Protesters rally against Amazon warehouse proposal in McKinleyville
A packed McKinleyville meeting turned Amazon’s warehouse plan into a fight over jobs, traffic and who keeps local tax dollars.

Booing filled Azalea Hall as about 200 people packed a four-hour county meeting over Amazon’s proposed warehouse at 3110 Boeing Ave. in McKinleyville’s Airport Business Park, turning a permit review into a larger argument about the town’s economic future.
The Humboldt County Planning & Building Department received the coastal development permit application on Oct. 21, 2025 for a 40,290-square-foot commercial warehouse and parking areas on six parcels near the Humboldt County Airport and Arcata-Eureka Airport. County officials said the April 29 informational meeting at 1620 Pickett Rd., next to Pierson Park, was not a final hearing and that more chances for public comment would come before any decision. The county added Zoom access in an April 24 update.
The crowd made clear that the proposal has become a local flashpoint long before the planning commission takes it up. Two Amazon representatives, Sonya Kinz and Stephen Maduli-Williams, attended the meeting. When John Ford introduced them, they were booed, a sign of how deeply the plan has already divided residents.
Amazon told the meeting the warehouse would be much smaller than some last-mile facilities in other communities, which can exceed 150,000 square feet, and said it could bring about 227 jobs, including roughly 115 full-time positions. Supporters of the project see that as a rare chance for industrial employment and logistics capacity in a county that has struggled to diversify its economy.
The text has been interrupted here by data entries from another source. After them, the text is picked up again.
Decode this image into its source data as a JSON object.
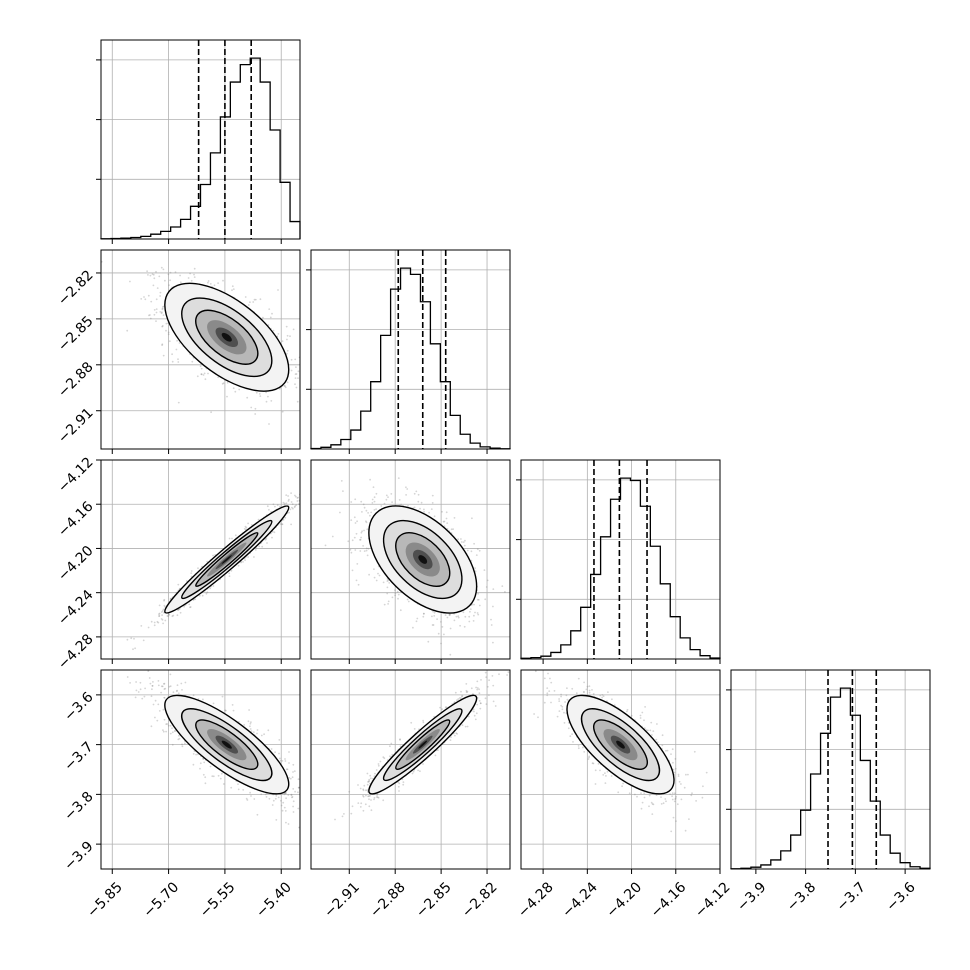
{
  "chart_data": {
    "type": "corner",
    "grid": true,
    "parameters": [
      {
        "id": "p0",
        "center": -5.545,
        "sigma": 0.075,
        "range": [
          -5.88,
          -5.35
        ],
        "ticks": [
          -5.85,
          -5.7,
          -5.55,
          -5.4
        ],
        "tick_labels": [
          "−5.85",
          "−5.70",
          "−5.55",
          "−5.40"
        ],
        "quantiles": [
          -5.62,
          -5.55,
          -5.48
        ]
      },
      {
        "id": "p1",
        "center": -2.862,
        "sigma": 0.016,
        "range": [
          -2.935,
          -2.805
        ],
        "ticks": [
          -2.91,
          -2.88,
          -2.85,
          -2.82
        ],
        "tick_labels": [
          "−2.91",
          "−2.88",
          "−2.85",
          "−2.82"
        ],
        "quantiles": [
          -2.878,
          -2.862,
          -2.847
        ]
      },
      {
        "id": "p2",
        "center": -4.21,
        "sigma": 0.022,
        "range": [
          -4.3,
          -4.12
        ],
        "ticks": [
          -4.28,
          -4.24,
          -4.2,
          -4.16,
          -4.12
        ],
        "tick_labels": [
          "−4.28",
          "−4.24",
          "−4.20",
          "−4.16",
          "−4.12"
        ],
        "quantiles": [
          -4.234,
          -4.211,
          -4.186
        ]
      },
      {
        "id": "p3",
        "center": -3.7,
        "sigma": 0.045,
        "range": [
          -3.95,
          -3.55
        ],
        "ticks": [
          -3.9,
          -3.8,
          -3.7,
          -3.6
        ],
        "tick_labels": [
          "−3.9",
          "−3.8",
          "−3.7",
          "−3.6"
        ],
        "quantiles": [
          -3.755,
          -3.706,
          -3.658
        ]
      }
    ],
    "histograms": [
      {
        "param": 0,
        "bins": 20,
        "counts": [
          1,
          2,
          4,
          7,
          12,
          22,
          35,
          55,
          90,
          150,
          250,
          395,
          560,
          720,
          800,
          830,
          720,
          500,
          260,
          80
        ]
      },
      {
        "param": 1,
        "bins": 20,
        "counts": [
          2,
          8,
          20,
          45,
          90,
          180,
          320,
          540,
          760,
          860,
          830,
          700,
          500,
          320,
          160,
          70,
          28,
          10,
          4,
          1
        ]
      },
      {
        "param": 2,
        "bins": 20,
        "counts": [
          3,
          6,
          12,
          28,
          60,
          120,
          220,
          360,
          520,
          680,
          770,
          760,
          650,
          480,
          320,
          180,
          90,
          40,
          14,
          4
        ]
      },
      {
        "param": 3,
        "bins": 20,
        "counts": [
          1,
          3,
          8,
          18,
          40,
          80,
          150,
          260,
          420,
          600,
          760,
          800,
          680,
          480,
          300,
          150,
          70,
          28,
          10,
          3
        ]
      }
    ],
    "pairs": [
      {
        "x": 0,
        "y": 1,
        "correlation": -0.6
      },
      {
        "x": 0,
        "y": 2,
        "correlation": 0.97
      },
      {
        "x": 1,
        "y": 2,
        "correlation": -0.5
      },
      {
        "x": 0,
        "y": 3,
        "correlation": -0.8
      },
      {
        "x": 1,
        "y": 3,
        "correlation": 0.94
      },
      {
        "x": 2,
        "y": 3,
        "correlation": -0.72
      }
    ]
  }
}
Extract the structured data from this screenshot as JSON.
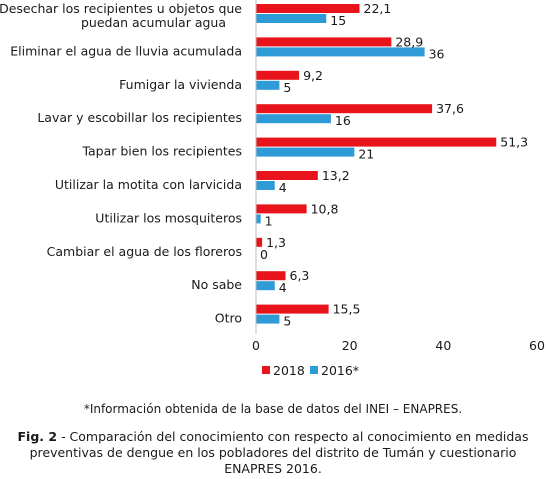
{
  "chart_data": {
    "type": "bar",
    "orientation": "horizontal",
    "categories": [
      "Desechar los recipientes u objetos que puedan acumular agua",
      "Eliminar el agua de lluvia acumulada",
      "Fumigar la vivienda",
      "Lavar y escobillar los recipientes",
      "Tapar bien los recipientes",
      "Utilizar la motita con larvicida",
      "Utilizar los mosquiteros",
      "Cambiar el agua de los floreros",
      "No sabe",
      "Otro"
    ],
    "series": [
      {
        "name": "2018",
        "color": "#e8131b",
        "values": [
          22.1,
          28.9,
          9.2,
          37.6,
          51.3,
          13.2,
          10.8,
          1.3,
          6.3,
          15.5
        ],
        "labels": [
          "22,1",
          "28,9",
          "9,2",
          "37,6",
          "51,3",
          "13,2",
          "10,8",
          "1,3",
          "6,3",
          "15,5"
        ]
      },
      {
        "name": "2016*",
        "color": "#2e9bd6",
        "values": [
          15,
          36,
          5,
          16,
          21,
          4,
          1,
          0,
          4,
          5
        ],
        "labels": [
          "15",
          "36",
          "5",
          "16",
          "21",
          "4",
          "1",
          "0",
          "4",
          "5"
        ]
      }
    ],
    "xlim": [
      0,
      60
    ],
    "xticks": [
      "0",
      "20",
      "40",
      "60"
    ],
    "grid": false,
    "legend": "bottom"
  },
  "note": "*Información obtenida de la base de datos del INEI – ENAPRES.",
  "caption": {
    "fig_label": "Fig. 2",
    "text": " - Comparación del conocimiento con respecto al conocimiento en medidas preventivas de dengue en los pobladores del distrito de Tumán y cuestionario ENAPRES 2016."
  }
}
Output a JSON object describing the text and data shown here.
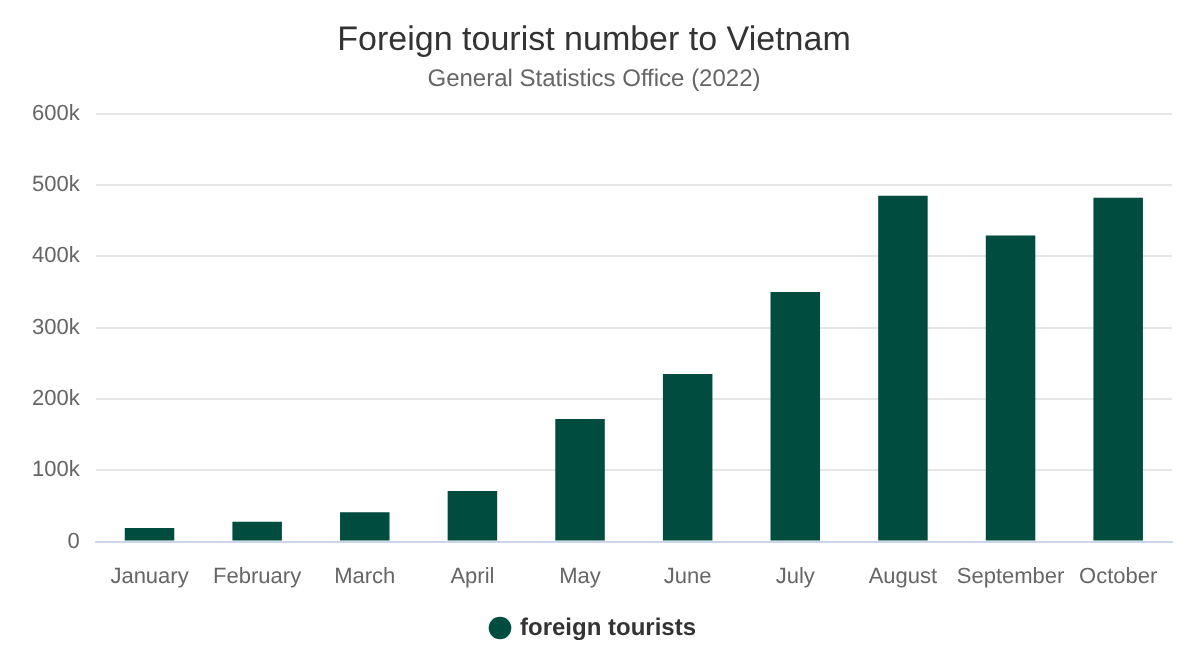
{
  "chart_data": {
    "type": "bar",
    "title": "Foreign tourist number to Vietnam",
    "subtitle": "General Statistics Office (2022)",
    "categories": [
      "January",
      "February",
      "March",
      "April",
      "May",
      "June",
      "July",
      "August",
      "September",
      "October"
    ],
    "series": [
      {
        "name": "foreign tourists",
        "color": "#004d40",
        "values": [
          19000,
          28000,
          41000,
          71000,
          172000,
          235000,
          350000,
          485000,
          429000,
          482000
        ]
      }
    ],
    "ylim": [
      0,
      600000
    ],
    "yticks": [
      {
        "value": 0,
        "label": "0"
      },
      {
        "value": 100000,
        "label": "100k"
      },
      {
        "value": 200000,
        "label": "200k"
      },
      {
        "value": 300000,
        "label": "300k"
      },
      {
        "value": 400000,
        "label": "400k"
      },
      {
        "value": 500000,
        "label": "500k"
      },
      {
        "value": 600000,
        "label": "600k"
      }
    ],
    "grid": "y",
    "legend": "bottom"
  }
}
Opponents say the costs could land much closer to home. They warned of added truck traffic in the Airport Business Park, pressure on nearby roads, and spillover effects for small businesses that depend on local spending. Humboldt County Fifth District Supervisor Steve Madrone said online shopping drains sales tax benefits from local stores, reduces local jobs and weakens support for schools, roads and law enforcement. He also said the proposed facility would not qualify as a distribution center for increased sales tax benefits and argued the county should not be chasing Amazon’s jobs and working conditions.
County officials said the project still must go through environmental and zoning review before a hearing at the Humboldt County Planning Commission. The commission would make the first decision, with appeals possible to the Humboldt County Board of Supervisors and the California Coastal Commission.
The warehouse fight has quickly become more than a permit question. It is a test of whether McKinleyville wants a global retailer’s promise of jobs and freight capacity, or a development path that keeps more spending, tax revenue and control in the local economy.